I thought A-san, the most beautiful girl, was my favorite, but
When I actually met Mr. B, I found him to be very charming and we had great conversations, so we started dating.
This is something that happens on a daily basis.

However, many of the men who engage in sugar dating are successful in society and are often very busy.
To save time by having to date 100 people you are not interested in and then choosing one,
I recommend joining a dating club.

The biggest difference between sugar daddy apps and dating clubs is,
At dating clubs, staff meet with all men and women to evaluate them and then prepare an introduction.
To repeat, profiles on sugar daddy apps often contain very little information.
In the case of dating clubs, professional staff will write down the characteristics of each woman and, depending on the person, any concerns she may have in her profile. The amount and quality of information is incomparable.
At many clubs, photos and videos are taken by staff, and in the case of Universe, no editing is done whatsoever.
We guarantee that disappointing meeting incidents will be drastically reduced.
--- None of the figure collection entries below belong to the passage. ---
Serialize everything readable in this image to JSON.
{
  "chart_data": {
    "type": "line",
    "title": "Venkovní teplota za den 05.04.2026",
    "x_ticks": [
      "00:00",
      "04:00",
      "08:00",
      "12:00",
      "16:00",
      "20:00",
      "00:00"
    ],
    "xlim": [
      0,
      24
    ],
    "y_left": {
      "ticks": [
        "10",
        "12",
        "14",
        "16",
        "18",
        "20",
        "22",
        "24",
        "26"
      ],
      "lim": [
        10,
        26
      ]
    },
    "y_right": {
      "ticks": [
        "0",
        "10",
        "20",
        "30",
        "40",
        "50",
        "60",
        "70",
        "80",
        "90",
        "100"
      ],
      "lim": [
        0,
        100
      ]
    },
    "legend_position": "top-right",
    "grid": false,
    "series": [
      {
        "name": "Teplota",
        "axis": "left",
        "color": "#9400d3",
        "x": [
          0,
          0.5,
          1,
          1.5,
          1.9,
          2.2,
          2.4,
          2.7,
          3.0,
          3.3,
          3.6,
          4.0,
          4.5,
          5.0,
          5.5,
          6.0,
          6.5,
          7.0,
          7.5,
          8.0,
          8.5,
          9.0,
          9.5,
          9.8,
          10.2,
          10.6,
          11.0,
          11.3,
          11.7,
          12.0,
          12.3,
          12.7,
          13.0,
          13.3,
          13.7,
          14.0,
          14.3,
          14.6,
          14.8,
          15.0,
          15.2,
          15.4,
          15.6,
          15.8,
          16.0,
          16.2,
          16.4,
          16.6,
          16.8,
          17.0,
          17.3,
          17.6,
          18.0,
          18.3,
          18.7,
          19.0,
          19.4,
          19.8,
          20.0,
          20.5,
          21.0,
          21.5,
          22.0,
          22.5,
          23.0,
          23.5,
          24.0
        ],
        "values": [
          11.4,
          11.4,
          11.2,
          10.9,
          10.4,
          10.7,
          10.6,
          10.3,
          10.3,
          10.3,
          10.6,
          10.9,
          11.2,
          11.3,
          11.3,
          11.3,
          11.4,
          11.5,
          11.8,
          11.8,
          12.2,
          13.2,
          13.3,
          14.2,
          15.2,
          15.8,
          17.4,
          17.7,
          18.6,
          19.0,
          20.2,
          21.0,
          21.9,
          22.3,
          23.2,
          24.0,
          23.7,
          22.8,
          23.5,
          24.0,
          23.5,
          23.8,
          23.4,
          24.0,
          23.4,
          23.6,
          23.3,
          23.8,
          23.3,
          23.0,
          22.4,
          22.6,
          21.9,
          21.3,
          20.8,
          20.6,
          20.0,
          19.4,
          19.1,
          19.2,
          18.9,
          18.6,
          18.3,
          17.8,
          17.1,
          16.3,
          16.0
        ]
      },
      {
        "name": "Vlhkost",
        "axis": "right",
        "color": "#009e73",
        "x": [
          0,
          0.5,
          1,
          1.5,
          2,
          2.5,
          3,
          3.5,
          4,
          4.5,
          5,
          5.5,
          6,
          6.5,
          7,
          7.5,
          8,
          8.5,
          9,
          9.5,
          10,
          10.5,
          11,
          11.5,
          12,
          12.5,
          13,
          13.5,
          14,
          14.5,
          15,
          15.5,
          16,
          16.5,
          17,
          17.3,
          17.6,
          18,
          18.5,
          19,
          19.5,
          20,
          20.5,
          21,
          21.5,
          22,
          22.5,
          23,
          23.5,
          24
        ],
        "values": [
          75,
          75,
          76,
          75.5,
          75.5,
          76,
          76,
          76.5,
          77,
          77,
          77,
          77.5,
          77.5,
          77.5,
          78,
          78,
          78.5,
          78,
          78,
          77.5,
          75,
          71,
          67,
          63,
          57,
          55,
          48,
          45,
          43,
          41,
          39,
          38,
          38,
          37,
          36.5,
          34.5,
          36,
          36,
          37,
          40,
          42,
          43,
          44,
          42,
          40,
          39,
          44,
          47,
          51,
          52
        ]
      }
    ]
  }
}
The ease of use of the app and the quality of the dating club

PATOLO is highly recommended for those who want to experience dating club quality sugar dating on a budget.

・Only users who have passed the screening and are looking for sugar daddy
・Providing a comprehensive profile
・No need to negotiate allowances or meeting fees
・The industry's first sugar daddy blacklist system
・Staff will mediate disputes

Person who wrote this article

Avatar
Nanami Miyoshi

I'm Nanami Miyoshi from the PATOLO division, and I've been working as a sugar daddy staff member for 8 years. My hobbies are observing people and thinking about sugar daddy. You won't understand anything if you think about it in front of the computer. First, go on a date, then talk.